Other conditions may be the actual cause of your symptoms. Your doctor will look carefully to determine all possible causes of your symptoms, and this may require other tests such as:
- MRI - to view nerves and spinal cord
- CT scan - for a clearer image of vertebral bones
- Special nerve tests - in order to determine if nerves are being irritated or pinched
Your doctor may prescribe rest, and avoidance of sport activities, in order to help calm symptoms from mechanical back pain. Special braces, casts, or corsets may help heal a stress fracture and to ease pain.
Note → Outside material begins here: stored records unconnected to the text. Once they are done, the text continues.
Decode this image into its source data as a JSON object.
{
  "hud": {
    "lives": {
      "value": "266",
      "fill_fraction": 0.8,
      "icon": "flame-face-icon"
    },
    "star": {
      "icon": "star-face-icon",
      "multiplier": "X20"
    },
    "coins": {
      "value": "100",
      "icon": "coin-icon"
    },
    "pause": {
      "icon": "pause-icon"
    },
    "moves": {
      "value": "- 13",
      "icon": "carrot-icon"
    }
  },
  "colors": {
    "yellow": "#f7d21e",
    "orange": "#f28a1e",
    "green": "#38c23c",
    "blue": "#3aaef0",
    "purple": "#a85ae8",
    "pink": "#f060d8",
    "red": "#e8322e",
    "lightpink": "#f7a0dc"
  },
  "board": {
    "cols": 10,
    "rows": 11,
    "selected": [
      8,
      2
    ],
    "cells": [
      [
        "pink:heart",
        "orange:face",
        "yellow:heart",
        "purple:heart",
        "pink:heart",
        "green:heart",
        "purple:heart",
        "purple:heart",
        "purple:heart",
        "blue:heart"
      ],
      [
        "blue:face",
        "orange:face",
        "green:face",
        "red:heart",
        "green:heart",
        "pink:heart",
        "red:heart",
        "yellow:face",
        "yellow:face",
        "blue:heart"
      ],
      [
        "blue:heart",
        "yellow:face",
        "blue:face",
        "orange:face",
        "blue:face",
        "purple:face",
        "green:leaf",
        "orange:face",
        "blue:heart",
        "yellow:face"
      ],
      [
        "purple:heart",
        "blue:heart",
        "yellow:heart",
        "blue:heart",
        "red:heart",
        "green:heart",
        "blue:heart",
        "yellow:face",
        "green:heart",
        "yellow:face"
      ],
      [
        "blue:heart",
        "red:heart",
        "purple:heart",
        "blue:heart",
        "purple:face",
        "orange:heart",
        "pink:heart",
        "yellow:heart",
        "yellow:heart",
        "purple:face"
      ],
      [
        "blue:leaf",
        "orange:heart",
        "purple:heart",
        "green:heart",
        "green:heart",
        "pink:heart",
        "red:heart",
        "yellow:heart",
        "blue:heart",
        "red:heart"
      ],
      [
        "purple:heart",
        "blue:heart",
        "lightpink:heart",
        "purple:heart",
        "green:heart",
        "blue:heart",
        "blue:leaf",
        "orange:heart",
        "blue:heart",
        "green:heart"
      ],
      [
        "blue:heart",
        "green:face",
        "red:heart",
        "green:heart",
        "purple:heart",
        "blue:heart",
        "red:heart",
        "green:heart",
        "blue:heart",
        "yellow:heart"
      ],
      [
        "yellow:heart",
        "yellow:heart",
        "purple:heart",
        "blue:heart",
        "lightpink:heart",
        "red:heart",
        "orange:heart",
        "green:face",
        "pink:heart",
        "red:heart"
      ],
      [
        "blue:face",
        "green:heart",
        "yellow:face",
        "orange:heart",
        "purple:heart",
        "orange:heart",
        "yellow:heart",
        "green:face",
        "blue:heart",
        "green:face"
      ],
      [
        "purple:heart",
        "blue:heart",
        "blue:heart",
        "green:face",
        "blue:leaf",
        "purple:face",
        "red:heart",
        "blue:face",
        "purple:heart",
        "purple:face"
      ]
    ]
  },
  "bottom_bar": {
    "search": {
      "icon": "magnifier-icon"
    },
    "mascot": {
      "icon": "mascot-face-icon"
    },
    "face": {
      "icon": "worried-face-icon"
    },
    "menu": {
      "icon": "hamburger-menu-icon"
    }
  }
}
Nerve pressure may require surgical decompression, known as decompressive laminectomy of the lumbar spine. In order to free up, or "decompress" the nerves, the surgeon must remove a section of bone from the back of the spine (lamina). The surgeon may also need to remove a portion of the facet joints. The lamina and facet joints normally provide stability in the spine. Removing either or both can loosen or destabilize the spine. When this occurs, surgical treatment will likely include fusion.
Here's what you can expect at home after your laminectomy:
- Some significant pain is likely to occur, requiring strong medicine such as narcotics or opiates. Don't drive while taking opiate pain medicines. Most people are able to cease taking opiates or narcotics and return to driving in between one and two weeks. Your surgeon will tell you when it's safe to resume driving.
- Limitation of activities that include bending, stooping, or lifting, for a period of several weeks following laminectomy.
- Keep the incision site clean and dry. Your doctor can provide instructions for showering and bathing.
- After about two weeks your doctor will remove stitches or staples.
- Avoid prolonged sitting, as usually happens on long plane flights or car rides. This can lead to blood clots in the legs. If you must travel during this time, stand and walk at least once per hour.
Recovery time depends on the extent of your surgery and other personal factors. Here are some general time periods to keep in mind:
- Following minor (decompressive) laminectomy, light activity (desk work and light housekeeping) can usually resume within a few days to a few weeks.
- If laminectomy is accompanied by spinal fusion, the recovery time is longer. Resumption of light activity may not take place until between two and four months.
- A return to full activities involving lifting and bending may not be possible for between two and three months.
- Begin light walking for exercise and for physical therapy exercises as soon as your doctor says it's OK to do so, as this will speed your recovery.